Dr. Hagmeyer Answers: “Do Men Go Through Menopause?”

30 11 2011

A patient came into my office the other week and pose this statement/question: “My husband is constantly cranky and  has no motivation anymore. He’s been putting on a lot of weight in his abdominal area and lost his libido. Is he going through menopause? Is this possible for men?”

My answer is this: Many men suffer from what is called andropause, a hormonal and neurological cascade that affects their health and their personality. Some refer to it as “male menopause.”

The defining marker for andropause is a skewed ratio of testosterone to estrogen so that estrogen becomes dominant. This has long been associated with middle age, but clinicians are increasingly finding it in younger men too. Often times the symptoms of andropause are overlooked because they come about gradually. Often times men are told that they are just “getting older.”

Symptoms of andropause include:

  • Decreased libido
  • Decrease in morning erections, fullness of erections, and the ability to maintain erections
  • Mental fatigue and inability to concentrate
  • Depression
  • Lack of motivation
  • Decrease in physical stamina

Often times men with andropause have high cholesterol and triglycerides, insulin resistance, elevated blood pressure, abdominal weight gain, the development of “breasts” and “hips,” and varicose veins or hemorrhoids. Some men even have hot flashes.

What causes andropause

Even though many factors contribute to andropause, including abundant estrogens in pesticides and environmental chemicals, poor essential fatty acid status, gut infections, and poor liver detoxification, the most common cause is chronic stress caused by high-carbohydrate diets and poor lifestyle habits.

A diet that is consistently high in starchy and sugary foods, such as sweets, bread, pasta, rice, potatoes, soda, and sweet coffee drinks chronically over stimulates the production of insulin. This triggers an enzyme called aromatase that synthesizes estrogen. It also leads to insulin resistance—when insulin cannot get into the cells to deliver glucose and vital nutrients—which causes hormonal imbalances.

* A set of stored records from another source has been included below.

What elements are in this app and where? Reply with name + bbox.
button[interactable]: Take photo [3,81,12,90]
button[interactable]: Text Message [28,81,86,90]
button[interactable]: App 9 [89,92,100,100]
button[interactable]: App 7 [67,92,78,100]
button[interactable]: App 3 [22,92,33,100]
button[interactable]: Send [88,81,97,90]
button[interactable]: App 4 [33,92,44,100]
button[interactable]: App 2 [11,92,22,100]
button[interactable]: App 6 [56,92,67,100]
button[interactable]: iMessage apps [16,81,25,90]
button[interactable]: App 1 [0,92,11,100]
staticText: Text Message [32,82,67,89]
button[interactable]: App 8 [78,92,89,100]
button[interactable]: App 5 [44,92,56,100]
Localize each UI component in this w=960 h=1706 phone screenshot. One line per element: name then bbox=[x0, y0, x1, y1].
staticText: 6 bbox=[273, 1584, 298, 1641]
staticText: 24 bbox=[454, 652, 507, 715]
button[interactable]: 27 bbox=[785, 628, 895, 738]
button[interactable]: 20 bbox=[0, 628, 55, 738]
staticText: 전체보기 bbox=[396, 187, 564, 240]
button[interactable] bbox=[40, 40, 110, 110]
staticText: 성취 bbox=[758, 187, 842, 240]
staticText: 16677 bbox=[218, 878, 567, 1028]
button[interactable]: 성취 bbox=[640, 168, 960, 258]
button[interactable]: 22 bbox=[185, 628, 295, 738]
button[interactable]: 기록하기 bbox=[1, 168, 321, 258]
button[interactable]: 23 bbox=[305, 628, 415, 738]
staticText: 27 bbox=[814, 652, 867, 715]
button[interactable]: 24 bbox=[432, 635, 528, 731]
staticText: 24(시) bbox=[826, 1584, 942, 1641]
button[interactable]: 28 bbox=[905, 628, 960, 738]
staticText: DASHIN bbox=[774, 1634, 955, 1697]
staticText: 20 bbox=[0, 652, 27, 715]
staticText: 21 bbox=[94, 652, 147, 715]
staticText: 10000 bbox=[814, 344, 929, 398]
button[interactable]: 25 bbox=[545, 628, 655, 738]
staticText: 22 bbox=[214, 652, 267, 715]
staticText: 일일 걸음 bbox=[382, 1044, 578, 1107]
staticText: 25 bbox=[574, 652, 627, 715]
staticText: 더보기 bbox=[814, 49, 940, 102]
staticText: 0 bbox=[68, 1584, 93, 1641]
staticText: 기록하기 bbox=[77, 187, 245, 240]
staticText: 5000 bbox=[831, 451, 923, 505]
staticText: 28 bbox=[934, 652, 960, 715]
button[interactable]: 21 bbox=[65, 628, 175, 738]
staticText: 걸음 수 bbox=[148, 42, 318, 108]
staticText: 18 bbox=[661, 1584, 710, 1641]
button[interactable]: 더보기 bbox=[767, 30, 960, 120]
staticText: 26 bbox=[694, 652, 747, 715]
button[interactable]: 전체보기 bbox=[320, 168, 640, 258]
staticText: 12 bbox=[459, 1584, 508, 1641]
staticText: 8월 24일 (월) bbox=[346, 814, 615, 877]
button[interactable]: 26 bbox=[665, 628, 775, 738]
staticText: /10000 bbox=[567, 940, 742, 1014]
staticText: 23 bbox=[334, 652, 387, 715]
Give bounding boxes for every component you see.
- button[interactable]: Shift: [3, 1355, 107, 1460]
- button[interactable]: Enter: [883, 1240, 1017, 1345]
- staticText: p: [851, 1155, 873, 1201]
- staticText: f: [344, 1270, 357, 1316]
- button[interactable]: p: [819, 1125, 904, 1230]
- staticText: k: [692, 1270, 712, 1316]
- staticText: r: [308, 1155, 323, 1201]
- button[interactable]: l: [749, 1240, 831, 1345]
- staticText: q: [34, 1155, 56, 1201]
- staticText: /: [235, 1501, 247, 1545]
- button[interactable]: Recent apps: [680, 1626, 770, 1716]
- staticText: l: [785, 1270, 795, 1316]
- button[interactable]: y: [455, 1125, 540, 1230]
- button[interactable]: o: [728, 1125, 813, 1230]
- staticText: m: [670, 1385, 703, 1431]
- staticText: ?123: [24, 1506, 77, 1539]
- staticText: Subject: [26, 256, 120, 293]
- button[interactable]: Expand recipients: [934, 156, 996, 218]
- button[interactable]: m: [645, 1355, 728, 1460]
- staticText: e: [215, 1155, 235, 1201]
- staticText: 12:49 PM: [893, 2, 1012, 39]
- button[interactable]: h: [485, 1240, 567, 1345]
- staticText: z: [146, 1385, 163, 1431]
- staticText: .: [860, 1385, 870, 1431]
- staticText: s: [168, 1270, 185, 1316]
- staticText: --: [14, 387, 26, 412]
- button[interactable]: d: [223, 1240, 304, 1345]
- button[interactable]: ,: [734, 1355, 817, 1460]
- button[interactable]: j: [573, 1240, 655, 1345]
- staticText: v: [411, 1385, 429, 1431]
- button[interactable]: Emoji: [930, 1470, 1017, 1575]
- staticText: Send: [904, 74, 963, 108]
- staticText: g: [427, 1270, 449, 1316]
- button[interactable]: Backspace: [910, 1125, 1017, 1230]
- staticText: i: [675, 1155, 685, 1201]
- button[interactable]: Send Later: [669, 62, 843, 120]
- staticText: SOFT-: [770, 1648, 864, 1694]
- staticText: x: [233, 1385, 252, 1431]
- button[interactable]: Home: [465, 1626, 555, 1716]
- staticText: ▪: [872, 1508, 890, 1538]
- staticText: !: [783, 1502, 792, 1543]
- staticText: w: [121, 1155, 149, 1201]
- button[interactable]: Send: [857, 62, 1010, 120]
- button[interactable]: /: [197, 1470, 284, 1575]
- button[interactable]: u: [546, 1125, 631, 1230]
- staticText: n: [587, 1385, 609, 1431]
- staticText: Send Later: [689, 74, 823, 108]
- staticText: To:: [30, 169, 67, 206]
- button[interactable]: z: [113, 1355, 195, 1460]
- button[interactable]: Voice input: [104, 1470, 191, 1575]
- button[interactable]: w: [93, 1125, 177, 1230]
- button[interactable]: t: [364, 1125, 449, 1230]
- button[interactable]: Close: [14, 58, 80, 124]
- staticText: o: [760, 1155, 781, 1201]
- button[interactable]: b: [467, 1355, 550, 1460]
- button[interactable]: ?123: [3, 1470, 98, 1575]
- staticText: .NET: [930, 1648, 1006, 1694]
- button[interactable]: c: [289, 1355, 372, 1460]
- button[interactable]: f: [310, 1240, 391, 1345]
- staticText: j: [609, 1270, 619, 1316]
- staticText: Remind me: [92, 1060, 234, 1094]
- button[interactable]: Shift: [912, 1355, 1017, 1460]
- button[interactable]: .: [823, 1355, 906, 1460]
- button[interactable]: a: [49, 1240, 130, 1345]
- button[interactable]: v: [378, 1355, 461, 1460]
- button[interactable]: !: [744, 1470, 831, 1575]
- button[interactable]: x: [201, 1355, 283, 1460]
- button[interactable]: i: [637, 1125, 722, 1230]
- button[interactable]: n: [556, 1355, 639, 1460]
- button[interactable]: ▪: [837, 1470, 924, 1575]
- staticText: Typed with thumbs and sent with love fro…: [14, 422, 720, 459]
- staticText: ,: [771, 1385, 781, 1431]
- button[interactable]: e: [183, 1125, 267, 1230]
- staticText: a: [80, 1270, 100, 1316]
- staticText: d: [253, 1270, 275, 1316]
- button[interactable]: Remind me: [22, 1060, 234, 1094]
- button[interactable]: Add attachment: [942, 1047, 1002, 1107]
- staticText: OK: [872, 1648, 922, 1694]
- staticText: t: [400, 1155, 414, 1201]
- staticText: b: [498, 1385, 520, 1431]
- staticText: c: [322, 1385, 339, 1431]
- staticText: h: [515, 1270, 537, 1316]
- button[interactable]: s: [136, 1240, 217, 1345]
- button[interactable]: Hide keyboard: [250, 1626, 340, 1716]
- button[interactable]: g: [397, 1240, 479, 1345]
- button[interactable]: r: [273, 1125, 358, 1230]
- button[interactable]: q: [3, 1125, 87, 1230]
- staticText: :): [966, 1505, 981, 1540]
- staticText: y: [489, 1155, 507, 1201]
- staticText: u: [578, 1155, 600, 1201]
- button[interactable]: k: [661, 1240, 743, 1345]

Addressing andropause is not as simple as using testosterone cream to boost testosterone levels. That can lead to testosterone excess and hormone resistance, exacerbating symptoms. Instead a salivary hormone panel that includes levels of testosterone and estrogen will show the mechanism of the condition and what the best course of action is for you.

This can include dietary and lifestyle changes to reduce stress on the body, nutritional therapies to address deficiencies and imbalances, and complementary protocols to address the effects of andropause on heart and brain health.